Attaque de navire dans le cadre de la guerre de course pour faire des prisonniers de guerre, récupérer du butin et vendre les biens, et ce pour le compte d’un Etat. Le butin est partagé : une partie pour le corsaire et son équipage, une partie pour l’Etat.  

Zones géographiques

Saint-Malo, Dunkerque, Nantes, Bordeaux pour les corsaires français.

  • Au XVIIème siècle, la Manche est un fief corsaire des officiers de marine ou d’anciens pirates.

Recrutement en hommes

  • Des armateurs ou des investisseurs privés qui assument le risque financier, arment et gréent les navires, recrutent leurs capitaines.
  • Là aussi les médecins-chirurgiens et les maîtres-calfats étaient recherchés, ainsi que des écrivains pour retranscrire la gestion du butin. On comptait également un aumônier pour un bâtiment comportant au moins 40 hommes.

Equipements

  • Un navire rapide armé par un équipage habilité par son gouvernement à poursuivre et prendre à l’abordage des bâtiments de commerce ennemis.

Règlements

C’est avec l’ordonnance de marine de COLBERT (1681) que la course va être réglementée et le métier de corsaire reconnu. Aucun pillage n’est admis en théorie : les biens saisis (épices, soieries, pièces d’or, etc.) sont aussitôt inventoriés, les écoutilles scellées et l’équipage traité correctement selon les lois de la guerre.

Attaques et procédés

  • Bien que les corsaires préfèrent s’emparer de leur proie sans combattre, l’abordage est parfois inévitable.
  • D’abord des tirs de semonce au canon.
  • Le bateau corsaire est côte à côte avec le bateau cible, puis lancement de grenades, puis abordage avec des pistolets et des armes blanches (sabres, poignards, haches…).

Butins et conquêtes

Les corsaires en font autant sauf que le butin est destiné à l’Etat dont ils dépendent ; ils en récupèrent une partie en récompense ( voir partie "règlement").    

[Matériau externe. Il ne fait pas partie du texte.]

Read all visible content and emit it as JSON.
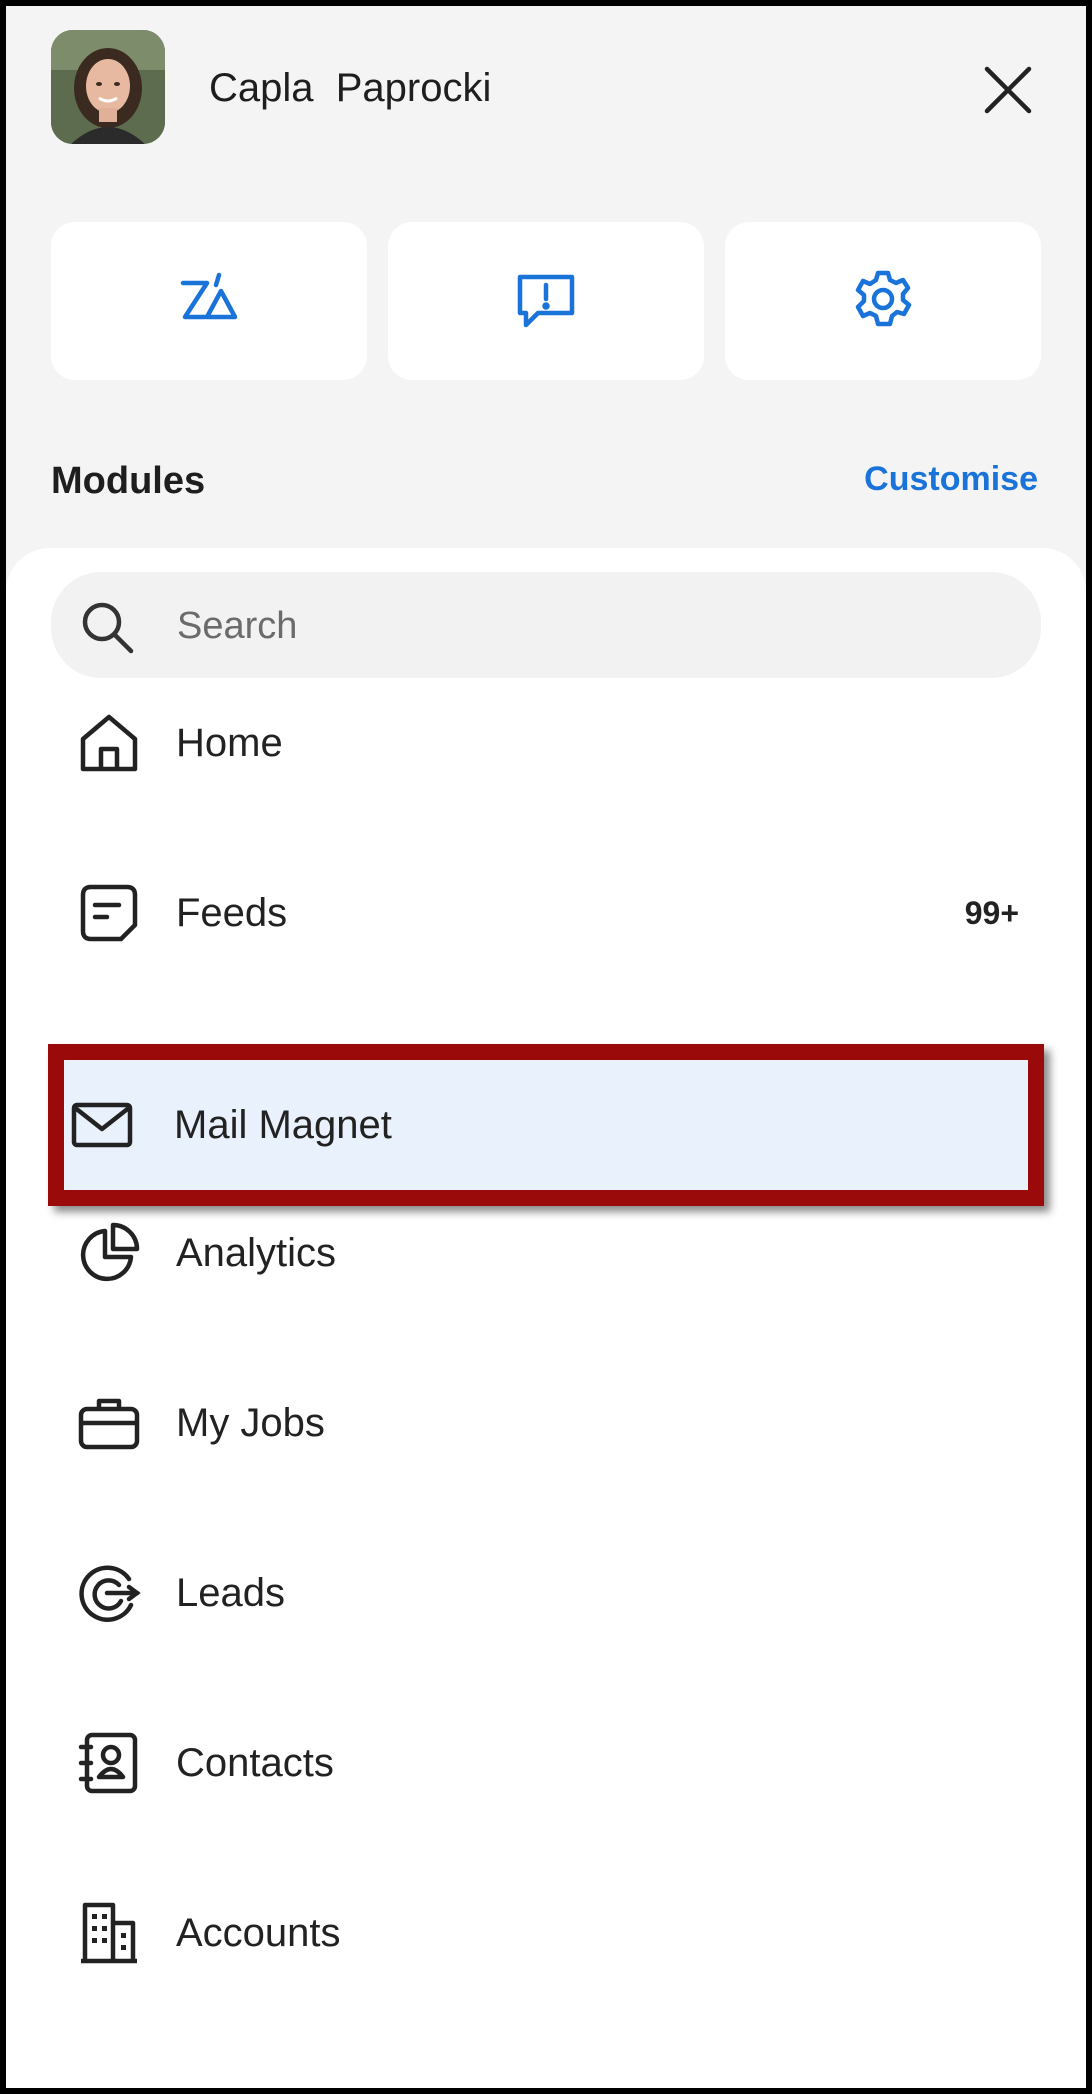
{
  "header": {
    "user_name": "Capla  Paprocki"
  },
  "quick_actions": [
    {
      "icon": "zia-icon"
    },
    {
      "icon": "feedback-icon"
    },
    {
      "icon": "settings-gear-icon"
    }
  ],
  "modules": {
    "title": "Modules",
    "customise_label": "Customise",
    "search_placeholder": "Search",
    "items": [
      {
        "label": "Home",
        "icon": "home-icon"
      },
      {
        "label": "Feeds",
        "icon": "feeds-icon",
        "count": "99+"
      },
      {
        "label": "Mail Magnet",
        "icon": "mail-icon",
        "highlighted": true
      },
      {
        "label": "Analytics",
        "icon": "pie-chart-icon"
      },
      {
        "label": "My Jobs",
        "icon": "briefcase-icon"
      },
      {
        "label": "Leads",
        "icon": "target-icon"
      },
      {
        "label": "Contacts",
        "icon": "contact-card-icon"
      },
      {
        "label": "Accounts",
        "icon": "building-icon"
      }
    ]
  },
  "colors": {
    "accent": "#1a73d9",
    "highlight_border": "#9a0a0a",
    "highlight_bg": "#e8f1fc",
    "background": "#f4f4f4"
  }
}
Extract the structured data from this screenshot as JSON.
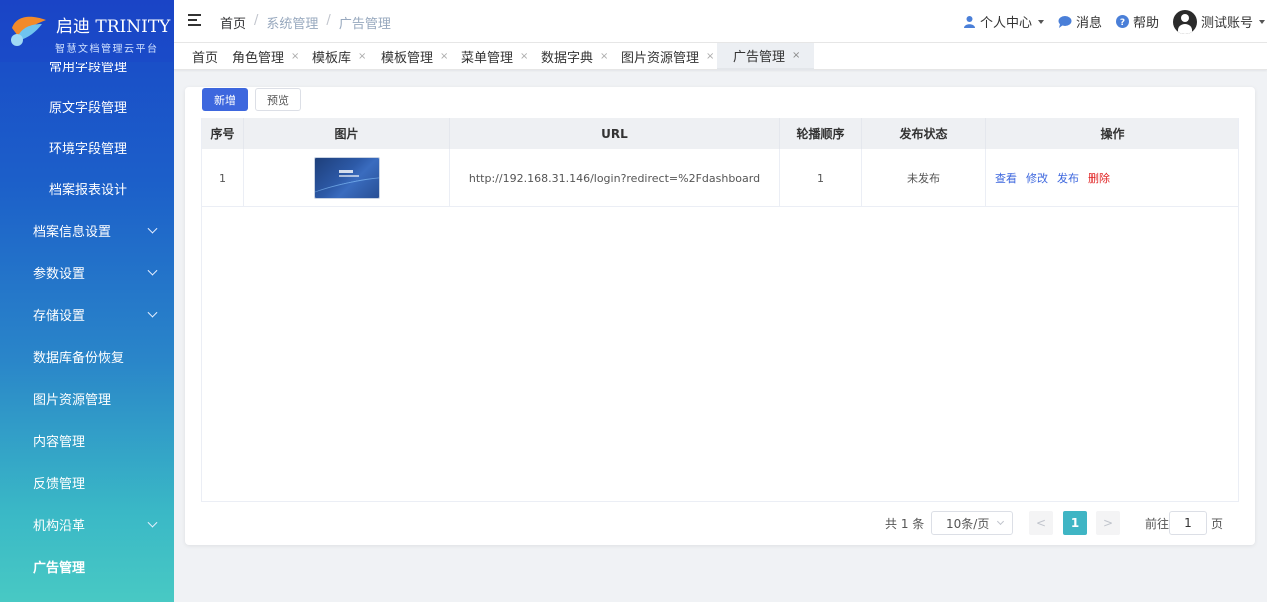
{
  "app": {
    "logo_title": "启迪 TRINITY",
    "logo_subtitle": "智慧文档管理云平台"
  },
  "sidebar": {
    "items": [
      {
        "label": "常用字段管理",
        "level": "sub",
        "expandable": false
      },
      {
        "label": "原文字段管理",
        "level": "sub",
        "expandable": false
      },
      {
        "label": "环境字段管理",
        "level": "sub",
        "expandable": false
      },
      {
        "label": "档案报表设计",
        "level": "sub",
        "expandable": false
      },
      {
        "label": "档案信息设置",
        "level": "top",
        "expandable": true
      },
      {
        "label": "参数设置",
        "level": "top",
        "expandable": true
      },
      {
        "label": "存储设置",
        "level": "top",
        "expandable": true
      },
      {
        "label": "数据库备份恢复",
        "level": "top",
        "expandable": false
      },
      {
        "label": "图片资源管理",
        "level": "top",
        "expandable": false
      },
      {
        "label": "内容管理",
        "level": "top",
        "expandable": false
      },
      {
        "label": "反馈管理",
        "level": "top",
        "expandable": false
      },
      {
        "label": "机构沿革",
        "level": "top",
        "expandable": true
      },
      {
        "label": "广告管理",
        "level": "top",
        "expandable": false,
        "active": true
      }
    ]
  },
  "header": {
    "breadcrumb": [
      "首页",
      "系统管理",
      "广告管理"
    ],
    "breadcrumb_sep": "/",
    "user_center": "个人中心",
    "messages": "消息",
    "help": "帮助",
    "account": "测试账号"
  },
  "tabs": [
    {
      "label": "首页",
      "closable": false
    },
    {
      "label": "角色管理",
      "closable": true
    },
    {
      "label": "模板库",
      "closable": true
    },
    {
      "label": "模板管理",
      "closable": true
    },
    {
      "label": "菜单管理",
      "closable": true
    },
    {
      "label": "数据字典",
      "closable": true
    },
    {
      "label": "图片资源管理",
      "closable": true
    },
    {
      "label": "广告管理",
      "closable": true,
      "active": true
    }
  ],
  "tab_close": "×",
  "toolbar": {
    "add_label": "新增",
    "preview_label": "预览"
  },
  "table": {
    "columns": [
      "序号",
      "图片",
      "URL",
      "轮播顺序",
      "发布状态",
      "操作"
    ],
    "rows": [
      {
        "index": "1",
        "url": "http://192.168.31.146/login?redirect=%2Fdashboard",
        "order": "1",
        "status": "未发布",
        "ops": [
          "查看",
          "修改",
          "发布",
          "删除"
        ]
      }
    ]
  },
  "pagination": {
    "total": "共 1 条",
    "page_size": "10条/页",
    "prev": "<",
    "current": "1",
    "next": ">",
    "jump_label": "前往",
    "jump_value": "1",
    "jump_unit": "页"
  },
  "colors": {
    "primary": "#3d67de",
    "danger": "#e02020",
    "page_active": "#3fb5c4"
  }
}
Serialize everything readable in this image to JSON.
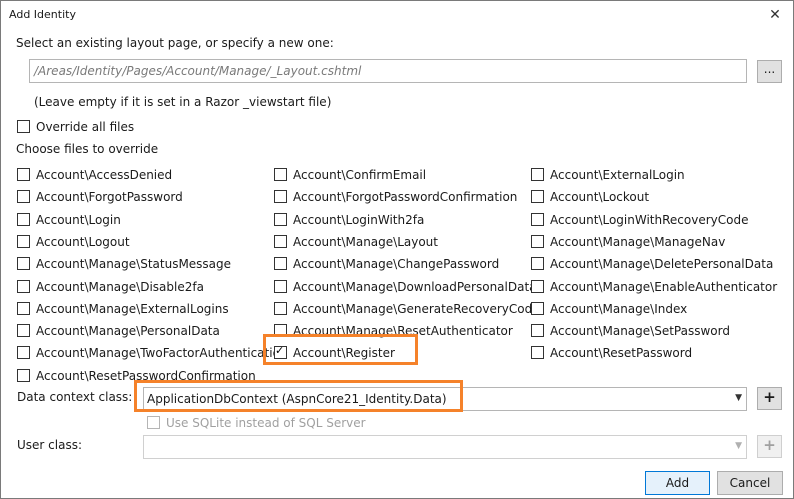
{
  "dialog": {
    "title": "Add Identity",
    "close_glyph": "✕"
  },
  "layout": {
    "prompt": "Select an existing layout page, or specify a new one:",
    "path_value": "/Areas/Identity/Pages/Account/Manage/_Layout.cshtml",
    "browse_label": "...",
    "hint": "(Leave empty if it is set in a Razor _viewstart file)"
  },
  "override_all": {
    "label": "Override all files",
    "checked": false
  },
  "choose_label": "Choose files to override",
  "files": [
    {
      "label": "Account\\AccessDenied",
      "checked": false
    },
    {
      "label": "Account\\ConfirmEmail",
      "checked": false
    },
    {
      "label": "Account\\ExternalLogin",
      "checked": false
    },
    {
      "label": "Account\\ForgotPassword",
      "checked": false
    },
    {
      "label": "Account\\ForgotPasswordConfirmation",
      "checked": false
    },
    {
      "label": "Account\\Lockout",
      "checked": false
    },
    {
      "label": "Account\\Login",
      "checked": false
    },
    {
      "label": "Account\\LoginWith2fa",
      "checked": false
    },
    {
      "label": "Account\\LoginWithRecoveryCode",
      "checked": false
    },
    {
      "label": "Account\\Logout",
      "checked": false
    },
    {
      "label": "Account\\Manage\\Layout",
      "checked": false
    },
    {
      "label": "Account\\Manage\\ManageNav",
      "checked": false
    },
    {
      "label": "Account\\Manage\\StatusMessage",
      "checked": false
    },
    {
      "label": "Account\\Manage\\ChangePassword",
      "checked": false
    },
    {
      "label": "Account\\Manage\\DeletePersonalData",
      "checked": false
    },
    {
      "label": "Account\\Manage\\Disable2fa",
      "checked": false
    },
    {
      "label": "Account\\Manage\\DownloadPersonalData",
      "checked": false
    },
    {
      "label": "Account\\Manage\\EnableAuthenticator",
      "checked": false
    },
    {
      "label": "Account\\Manage\\ExternalLogins",
      "checked": false
    },
    {
      "label": "Account\\Manage\\GenerateRecoveryCode",
      "checked": false
    },
    {
      "label": "Account\\Manage\\Index",
      "checked": false
    },
    {
      "label": "Account\\Manage\\PersonalData",
      "checked": false
    },
    {
      "label": "Account\\Manage\\ResetAuthenticator",
      "checked": false
    },
    {
      "label": "Account\\Manage\\SetPassword",
      "checked": false
    },
    {
      "label": "Account\\Manage\\TwoFactorAuthenticatio",
      "checked": false
    },
    {
      "label": "Account\\Register",
      "checked": true
    },
    {
      "label": "Account\\ResetPassword",
      "checked": false
    },
    {
      "label": "Account\\ResetPasswordConfirmation",
      "checked": false
    }
  ],
  "data_context": {
    "label": "Data context class:",
    "value": "ApplicationDbContext (AspnCore21_Identity.Data)",
    "add_label": "+"
  },
  "sqlite": {
    "label": "Use SQLite instead of SQL Server",
    "checked": false
  },
  "user_class": {
    "label": "User class:",
    "value": "",
    "add_label": "+"
  },
  "buttons": {
    "add": "Add",
    "cancel": "Cancel"
  },
  "colors": {
    "highlight": "#f5822a",
    "accent": "#0078d7"
  }
}
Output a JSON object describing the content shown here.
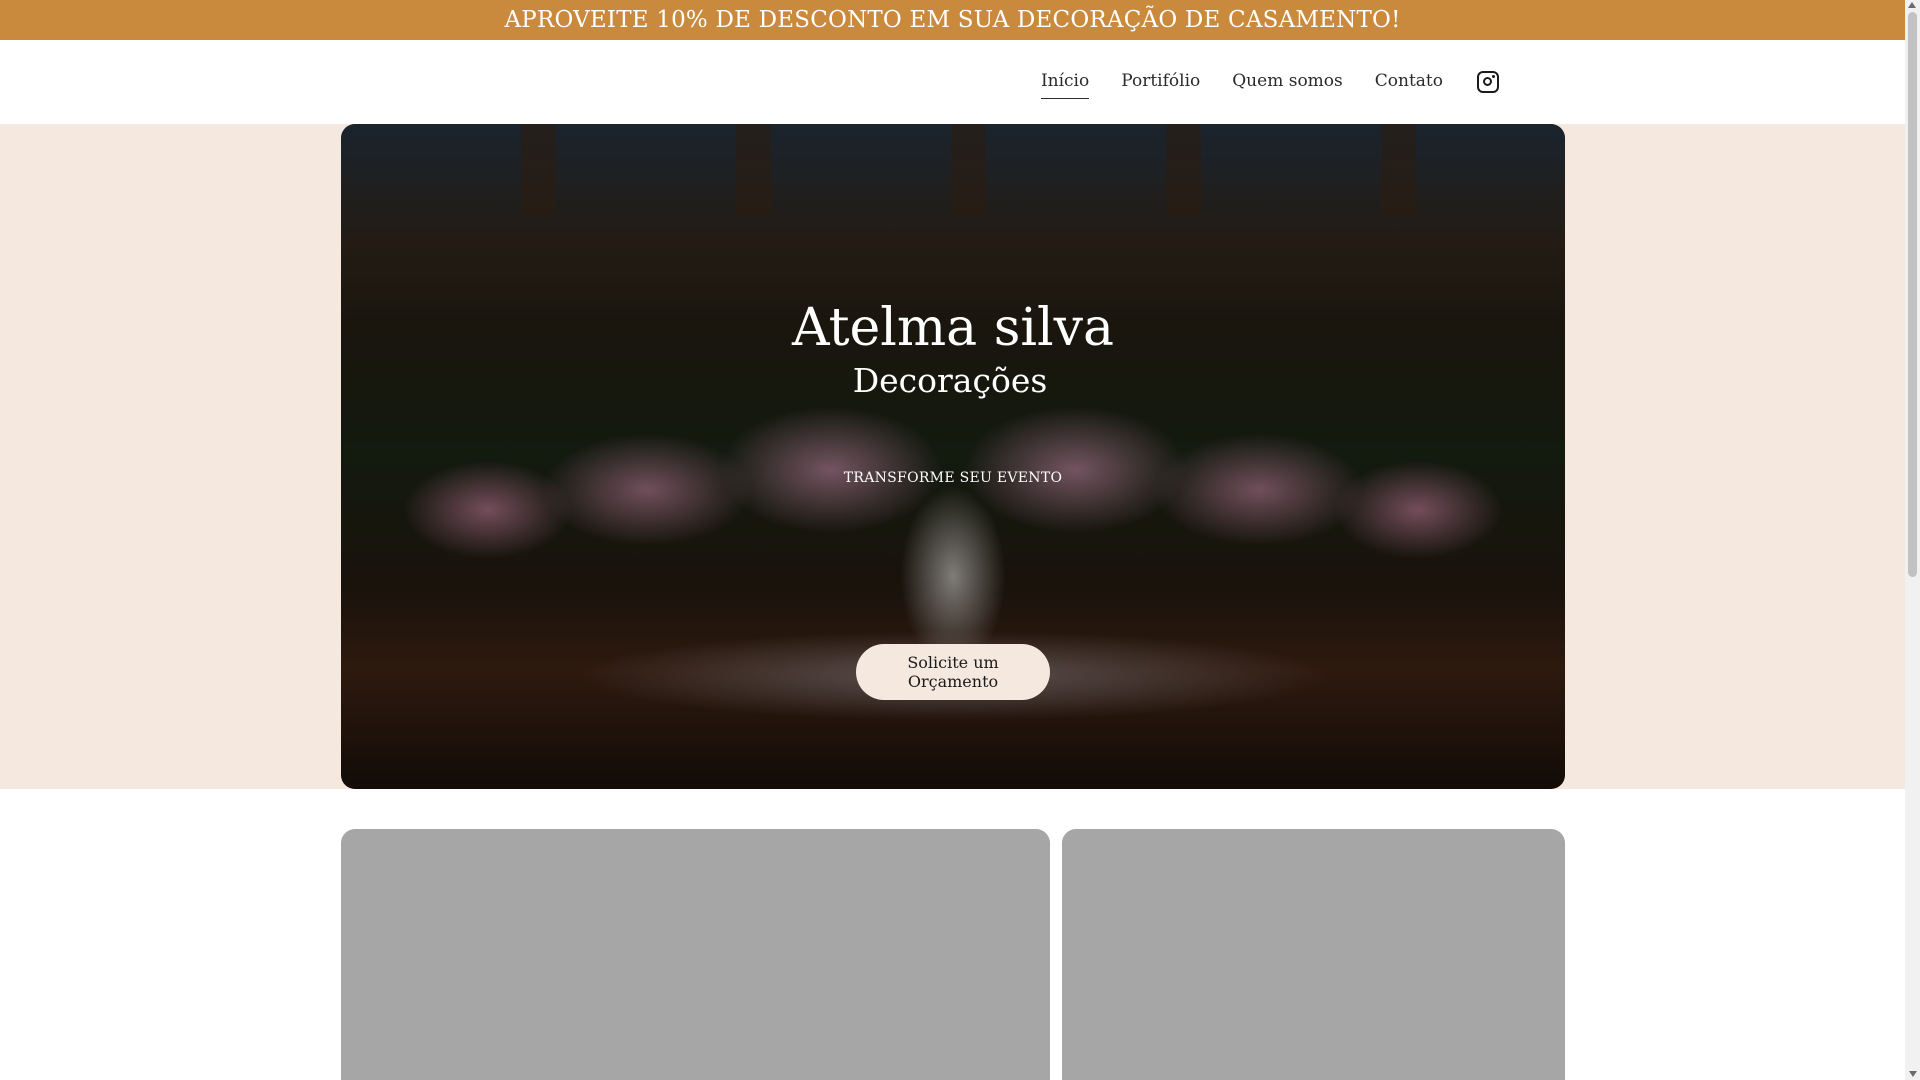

Punitions et politiques pour enrayer le phénomène

  • S’ils sont capturés, les corsaires évitent la pendaison en montrant leur lettre de marque et sont alors traités comme des prisonniers de guerre

Pirates et corsaires célèbres

Certains pirates et corsaires sont entrés dans la légende ou ont marqué l’Histoire. Parmi eux :  

Barbe-Noire

alias Edward TEACH (1680-1718) : A ses débuts, il est corsaire avant de se tourner vers la piraterie, aux côtés d’un capitaine pirate. Il devient ensuite lui-même le capitaine d’une flotte et particulièrement d’un navire qu’il a attaqué et rebaptisé le Queen Ann’s Revenge. Barbe-Noire a de nombreux abordages à son actif et une terrible réputation. Lors des abordages, pour se donner un aspect encore plus terrifiant, il enflammait des mèches attachées à son chapeau. Il fut tué en 1718 et son navire coulé dans la baie de Beaufort. Le Queen Ann’s Revenge a été retrouvé suite à de récentes fouilles archéologiques.  

MISSON

Pirate français aux mœurs plutôt humanistes, qui, avec une poignée de réprouvés, crée une république d’hommes libres, Libertalia, dans une rade sur l’île de Madagascar. Alexandre OEXMELIN fut un chirurgien de la flibuste au XVIIème siècle. Il laissa des écrits d’une valeur considérable du point de vue de l’histoire des Caraïbes et des flibustiers.  

John AVERY

Pirate anglais qui, entre autres, attaqua un navire moghol contenant de grandes richesses et une princesse… qu’il épousa. Il inspira d’ailleurs l’écrivain DEFOE qui en fit un récit.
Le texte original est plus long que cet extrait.